Download or read book South Asia written by Taylor & Francis Group and published by Routledge. This book was released on 2021-11-25 with total page 152 pages. Available in PDF, EPUB and Kindle. Book excerpt: Post-colonial and post-partition South Asia, one of the fastest-growing and yet one of the least integrated regions of the world, is marked by both optimism and pessimism. This intriguing dichotomy of strength and weakness, security and insecurity, hope and fear, connections and disconnects underpins South Asia's regionalism conundrum and gives birth to borders and boundaries - both material and mental - with a complex territoriality. The Janus-faced nature of South Asian borderlands - the inward nationalizing impulses entangled with the outward regional frontier-orientations - is a stark reminder that history of mobility in this eco-geographical region is much older than the history of territoriality and colonial cartography and ethnography. This collection of meticulously researched, theoretically informed, case studies from South Asia provides useful insights into bordering, ordering and othering narratives as practices and performances that are intricately entangled with identity politics and security discourses. It shows how a sharper focus on subterranean subregionalism(s), border communities, popular geopolitics of enmity, and transborder challenges to sustainability, could open up spaces for new multiple (re)imaginings of borders at diverse scales and sights including sub-urban neighbourhoods, school textbooks/cinema and trans-border conservation initiatives. The chapters in this edited volume have been contributed by both renowned as well as young emerging scholars, looking into the borders and boundaries in South Asia. Each chapter offers new perspectives and insights into themes like trans-Himalayan borderlands, India-Pakistan physical and mental borders, Afghanistan-Pakistan border and numerous social boundaries that we see in everyday South Asia.
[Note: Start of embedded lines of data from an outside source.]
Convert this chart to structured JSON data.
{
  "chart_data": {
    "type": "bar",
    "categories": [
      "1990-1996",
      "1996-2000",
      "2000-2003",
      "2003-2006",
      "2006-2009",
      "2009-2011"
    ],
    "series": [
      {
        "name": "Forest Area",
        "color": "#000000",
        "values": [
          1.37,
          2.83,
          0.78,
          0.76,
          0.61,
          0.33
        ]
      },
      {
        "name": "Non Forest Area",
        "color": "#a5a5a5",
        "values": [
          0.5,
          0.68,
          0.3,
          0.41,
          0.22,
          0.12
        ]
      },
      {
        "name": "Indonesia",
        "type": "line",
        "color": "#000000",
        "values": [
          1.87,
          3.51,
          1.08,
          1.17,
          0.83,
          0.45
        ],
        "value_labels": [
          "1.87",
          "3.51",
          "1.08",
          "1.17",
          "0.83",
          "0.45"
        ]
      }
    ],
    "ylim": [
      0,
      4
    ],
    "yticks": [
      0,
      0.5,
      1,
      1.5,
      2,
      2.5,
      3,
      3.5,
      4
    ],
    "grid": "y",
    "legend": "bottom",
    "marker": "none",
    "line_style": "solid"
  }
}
The chapters in this book were originally published as a special issue of the Journal of Borderlands Studies.

Modern South Asia

Download Modern South Asia PDF Online Free

Author :
Publisher : Psychology Press
ISBN 13 : 9780415307871
Total Pages : 276 pages
Book Rating : 4.3/5 (78 download)

DOWNLOAD NOW!


Book Synopsis Modern South Asia by : Sugata Bose

Download or read book Modern South Asia written by Sugata Bose and published by Psychology Press. This book was released on 2004 with total page 276 pages. Available in PDF, EPUB and Kindle. Book excerpt: A wide-ranging survey of the Indian sub-continent, Modern South Asia gives an enthralling account of South Asian history. After sketching the pre-modern history of the subcontinent, the book concentrates on the last three centuries from c.1700 to the present. Jointly written by two leading Indian and Pakistani historians, Modern South Asia offers a rare depth of understanding of the social, economic and political realities of this region. This comprehensive study includes detailed discussions of: the structure and ideology of the British raj; the meaning of subaltern resistance; the refashioning of social relations along lines of caste class, community and gender; and the state and economy, society and politics of post-colonial South Asia The new edition includes a rewritten, accessible introduction and a chapter by chapter revision to take into account recent research. The second edition will also bring the book completely up to date with a chapter on the period from 1991 to 2002 and adiscussion of the last millennium in sub-continental history.